Por Massimo Cacciari
Traducción José Alberto Fernández Simón
Post Scriptum I: Un-heimlich
(De “Carta II: El extranjero”)
¿Por qué no nos está dado poseer un lugar? Porque lugar-tópos no significa ‘contenedor’, no es una cosa simplemente-unívocamente definible. Lugar, enseña Aristóteles, es l’éschaton del cuerpo, aquello que el cuerpo ‘toca’ cuando alcanza su último fin-límite. ¿Pero dónde ‘está’ este último? Poseer establemente un lugar equivaldría a definirse perfectamente. Nadie puede decir qué cosa devendrá, dónde lo espera el télos. Entonces habitamos migrando. Civitas peregrinans la nuestra, que indagándose crece y de-lira. Ciudades prohibidas, en efecto, para nosotros, aquellas que se consagran en sus propios confines y se imaginan perfectas.

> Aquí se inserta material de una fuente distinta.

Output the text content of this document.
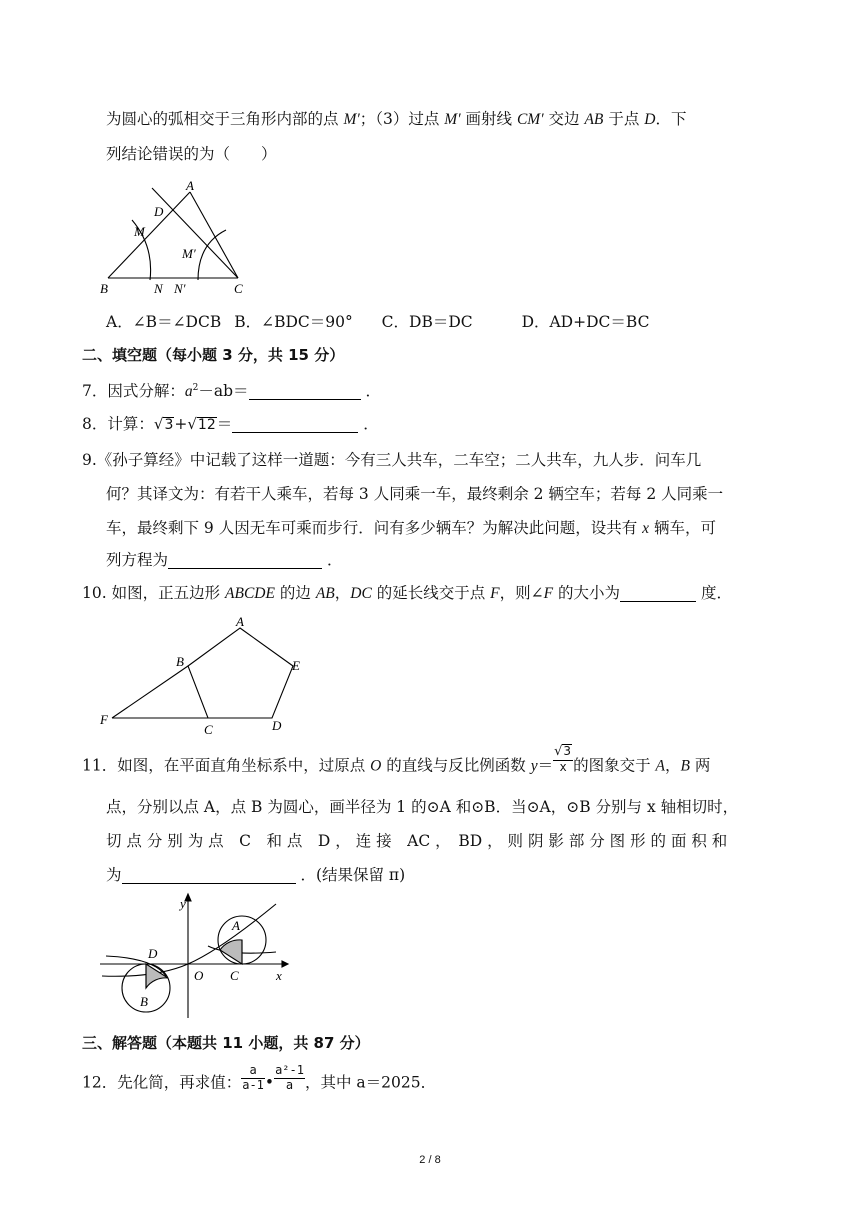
为圆心的弧相交于三角形内部的点 M′；（3）过点 M′ 画射线 CM′ 交边 AB 于点 D．下
列结论错误的为（　　）
A
D
M
M′
B	N N′	C
A．∠B＝∠DCB B．∠BDC＝90° C．DB＝DC	D．AD+DC＝BC
二、填空题（每小题 3 分，共 15 分）
7．因式分解：$a^2-ab=$	．
8．计算：√3+√12＝	．
9.《孙子算经》中记载了这样一道题：今有三人共车，二车空；二人共车，九人步．问车几
何？其译文为：有若干人乘车，若每 3 人同乘一车，最终剩余 2 辆空车；若每 2 人同乘一
车，最终剩下 9 人因无车可乘而步行．问有多少辆车？为解决此问题，设共有 x 辆车，可
列方程为	．
10. 如图，正五边形 ABCDE 的边 AB，DC 的延长线交于点 F，则∠F 的大小为	度．
A
B	E
F
C	D
11．如图，在平面直角坐标系中，过原点 O 的直线与反比例函数 $y= \frac{√3}{x}$ 的图象交于 A，B 两
点，分别以点 A，点 B 为圆心，画半径为 1 的⊙A 和⊙B．当⊙A，⊙B 分别与 x 轴相切时，
切 点 分 别 为 点　C　和 点　D ， 连 接　AC ，　BD ， 则 阴 影 部 分 图 形 的 面 积 和
为	．(结果保留 π)
y
x
A
B
C
D
O
三、解答题（本题共 11 小题，共 87 分）
12．先化简，再求值： $\frac{a}{a-1}$ • $\frac{\text{a²-1}}{a}$ ，其中 a＝2025．
2 / 8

Me doy cuenta muy bien de que en la primera parte de mi carta he aludido a algunas ideas fundamentales de la tradición judeocristiana, dignas de un comentario más profundo. He hablado de Abraham pároikos kaì parepídemos, pero en Lv, 25,23 el Señor se dirige así a todo Israel, y al Israel que habita ya en la Tierra prometida. Pároikos en griego es prácticamente sinónimo de métoikos, y sirve para referirse a aquel que, aun residiendo establemente en un lugar, no goza de los derechos de ciudadanía. Su condición es la del extranjero huésped. Ahora bien, Israel debe saber que esa es siempre su condición; no solo en Egipto Israel deberá llamar a sus hijos Gerson, como hizo Moisés. Es David quien así bendice al Señor: extranjeros peregrinos somos frente a Ti, como lo fueron todos nuestros padres; los Setenta traducen: “porque somos pároikos frente a Ti y habitamos-como-pároikos (paroikoûntes) como todos nuestros padres” (1 Cr, 29, 15).
¡Cierto, también en Israel reside gente extranjera, como en todas partes, pero el hecho absolutamente distintivo es que en este caso el pueblo que hospeda declara ser también él un huésped!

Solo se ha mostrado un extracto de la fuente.